Garage Project’s just-released Treehugger Pilsner is a project close to founder Pete Gillespie’s heart and one he’s been wanting to do for a long time.
The short version is that Garage Project are raising money to plant native trees in Canterbury — an area that has lost a lot of native flora over the centuries. Each six-pack of Treehugger sold will result in $1 going to Trees For Canterbury.
“I’ve been wanting to do this for such a long time,” Gillespie says. “I grew up in Christchurch and I’ve long been aware there’s so little of the original native bush left in Canterbury.
“And I also wanted to make do a beer where there was a specific dollar amount donated from each six-pack. You see a lot of businesses talking about donating percentages of profits but I wanted to be really explicit about what we were doing so people could understand what they were getting for their money.”
The idea of beers for trees was helped by the fact that one of Gillespie’s friends, Richard Earl, works for Trees For Canterbury, which cultivates native trees for community plantings and is halfway to a goal of planting 2 million trees in the province.
But what grew out of that simple aim was a much larger project about what was possible around walking the sustainability talk.
“This project also became an interesting internal exercise of looking at every process — from our suppliers of malt and hops and packaging to our own processes — and looking at anything we could do to improve those processes. It seemed hollow to make beer about sustainability and not do anything to improve our own practices.”
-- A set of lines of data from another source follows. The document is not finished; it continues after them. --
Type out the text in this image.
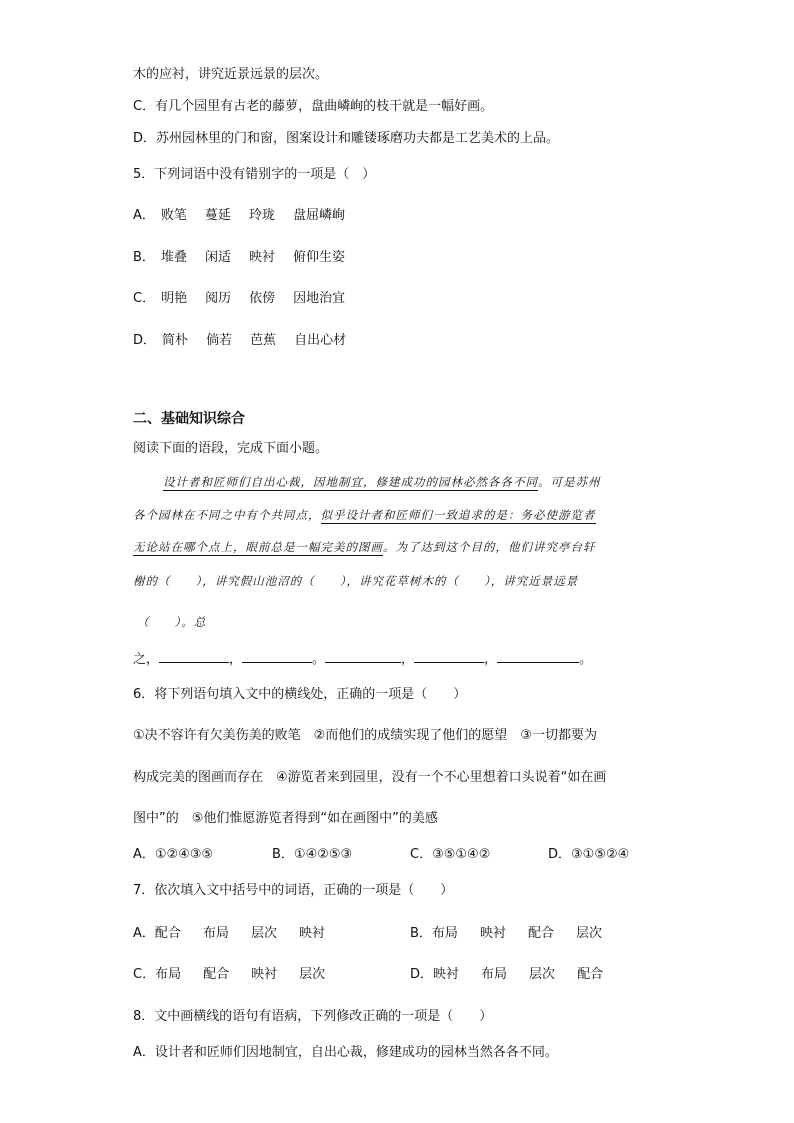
木的应衬，讲究近景远景的层次。
C．有几个园里有古老的藤萝，盘曲嶙峋的枝干就是一幅好画。
D．苏州园林里的门和窗，图案设计和雕镂琢磨功夫都是工艺美术的上品。
5．下列词语中没有错别字的一项是（　）
A． 败笔 蔓延 玲珑 盘屈嶙峋
B． 堆叠 闲适 映衬 俯仰生姿
C． 明艳 阅历 依傍 因地治宜
D． 简朴 倘若 芭蕉 自出心材
二、基础知识综合
阅读下面的语段，完成下面小题。
设计者和匠师们自出心裁，因地制宜，修建成功的园林必然各各不同。可是苏州
各个园林在不同之中有个共同点，似乎设计者和匠师们一致追求的是：务必使游览者
无论站在哪个点上，眼前总是一幅完美的图画。为了达到这个目的，他们讲究亭台轩
榭的（　　），讲究假山池沼的（　　），讲究花草树木的（　　），讲究近景远景
（　　）。总
之，	，	。	，	，	。
6．将下列语句填入文中的横线处，正确的一项是（　　）
①决不容许有欠美伤美的败笔　②而他们的成绩实现了他们的愿望　③一切都要为
构成完美的图画而存在　④游览者来到园里，没有一个不心里想着口头说着“如在画
图中”的　⑤他们惟愿游览者得到“如在画图中”的美感
A．①②④③⑤	B．①④②⑤③	C．③⑤①④②	D．③①⑤②④
7．依次填入文中括号中的词语，正确的一项是（　　）
A．配合 布局 层次 映衬	B．布局 映衬 配合 层次
C．布局 配合 映衬 层次	D．映衬 布局 层次 配合
8．文中画横线的语句有语病，下列修改正确的一项是（　　）
A．设计者和匠师们因地制宜，自出心裁，修建成功的园林当然各各不同。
Gillespie said the things that worked will be incorporated into the broader production process and the things that didn’t work … “well at least can say we gave it a lash”.
The first thing they looked at was transporting grain — from Gladfield in Canterbury to b Studio in Hawkes Bay — by train rather than road, which brought an environmental tick and a cost saving.
They used recycled cardboard for the packaging, ink remnants for the printing and opted for a lighter sleeve than a box.
Gillespie admits it might not be what everyone expects from a Garage Project “look” but that there’s “enough whimsy there” to sit comfortably within the brewery’s eclectic range.
In terms of production, they did a high-gravity boil to save energy and introduced spunding valves to the fermenters to allow natural carbonation to be locked in the tank rather than blown off, therefore avoiding extra CO2 usage for forced carbonation.
Gillespie thinks the spunding valves improved the beer quality, saying he thought they got better head retention from the natural carbonation.
The late hop additions of Riwaka and Nelson Sauvin were also “restrained” by Garage Project standards and Gillespie thought the beer was better from using a lower hopping rate.
“I’ve not been known for restraint in the past but I think when you restrain yourself, you actually get more out of them. There’s lots of tropical fruit but not that New Zealand-hop diesel tang. It was a cool exercise in restraint.”
The beer, a 4 per cent NZ-style Pilsner, retails for $22.99 per 6-pack.